The Nuclear Options
It’s been 25 years since Sacramento’s sole nuclear power plant was shuttered. Other cities have turned their aging cooling towers into hot commodities. Maybe we can, too.

The Idea
In 1989, due largely to cost and safety concerns, the Sacramento Municipal Utility District (SMUD) closed the Rancho Seco nuclear power plant in southeast Sacramento County, 25 miles from downtown Sacramento. Today, the shuttered facility is surrounded by recreational amenities like trails and a 160-acre lake where boating, swimming and fishing are popular. And residential projects have bloomed in the surrounding area.
While spent fuel rods still exist on the site’s property, they have been safely stored and SMUD now encourages visitors to the area outside the plant’s gates. The central symbols of the facility, of course, are the twin cooling towers that rise 425 feet above the ground, a few feet taller than the Wells Fargo tower, Sacramento’s tallest skyscraper. Given the structures’ size and unique design, they provide an extraordinary opportunity to create a strikingly visual work of art or recreational facility.

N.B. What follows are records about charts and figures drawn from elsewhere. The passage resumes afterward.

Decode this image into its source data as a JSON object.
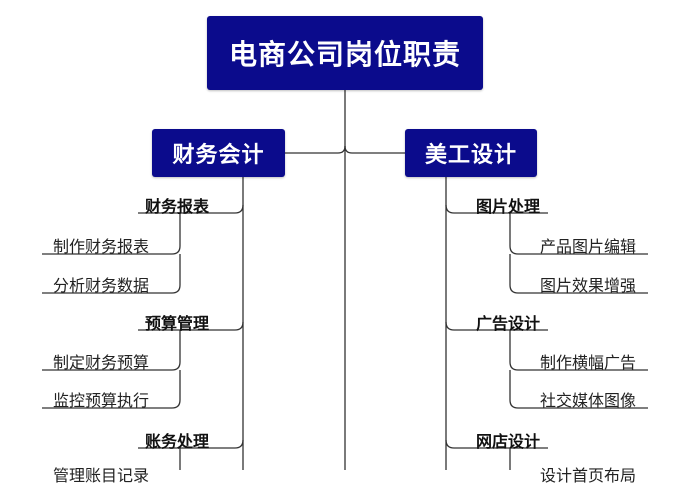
{
  "root": {
    "label": "电商公司岗位职责"
  },
  "left": {
    "label": "财务会计",
    "groups": [
      {
        "label": "财务报表",
        "items": [
          "制作财务报表",
          "分析财务数据"
        ]
      },
      {
        "label": "预算管理",
        "items": [
          "制定财务预算",
          "监控预算执行"
        ]
      },
      {
        "label": "账务处理",
        "items": [
          "管理账目记录"
        ]
      }
    ]
  },
  "right": {
    "label": "美工设计",
    "groups": [
      {
        "label": "图片处理",
        "items": [
          "产品图片编辑",
          "图片效果增强"
        ]
      },
      {
        "label": "广告设计",
        "items": [
          "制作横幅广告",
          "社交媒体图像"
        ]
      },
      {
        "label": "网店设计",
        "items": [
          "设计首页布局"
        ]
      }
    ]
  },
  "colors": {
    "box_fill": "#0b0b8c",
    "box_text": "#ffffff",
    "line": "#333333"
  }
}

In Soweto, South Africa, for example, two decommissioned, nonnuclear cooling towers were painted in 2003, one now standing as the largest public mural in the country, with images of Nelson Mandela and other patriotic symbols represented. The towers have also become an extreme sports mecca with rock climbing, zip lining and a rope bridge hanging between the towers designed for bungee jumping. In Switzerland, a single nuclear cooling tower doubled as a massive canvas for projected works of art by a renowned light artist.
Perhaps the most dramatic adaptive reuse of a former nuclear power plant stands in Germany, where the Wunderland Kalkar is a full-scale amusement park with more than 40 rides and whose sole cooling tower is painted with a winter mountain scene and features a massive climbing wall on the outside and a swing ride nearly 200 feet high in the center.
The Players
SMUD owns the property and will ultimately control its fate, but if an art project is feasible, the Sacramento Metropolitan Arts Commission could be a key partner. While a permanent work of art would be ideal, a light show held on a periodic basis could be more affordable. Perhaps Sacramento Theatrical Lighting could help with such a project. Converting the empty cooling towers into an extreme sports facility with bungee jumping and a climbing wall, à la Soweto’s towers, would add to the area’s recreational options and become a regional magnet for climbers. An amusement park would likely require relocating the fuel rods (which has long been planned), and there’s plenty of land on the site and the surrounding area for some kind of creative endeavor.
The Bottom Line
While the Rancho Seco towers have likely been forgotten by many, they are ripe for a creative adaptive reuse project that could excite locals and, done right, draw international attention. It would be an extraordinary opportunity to turn a facility with a regional stigma into an attraction with a very positive—and safe—energy.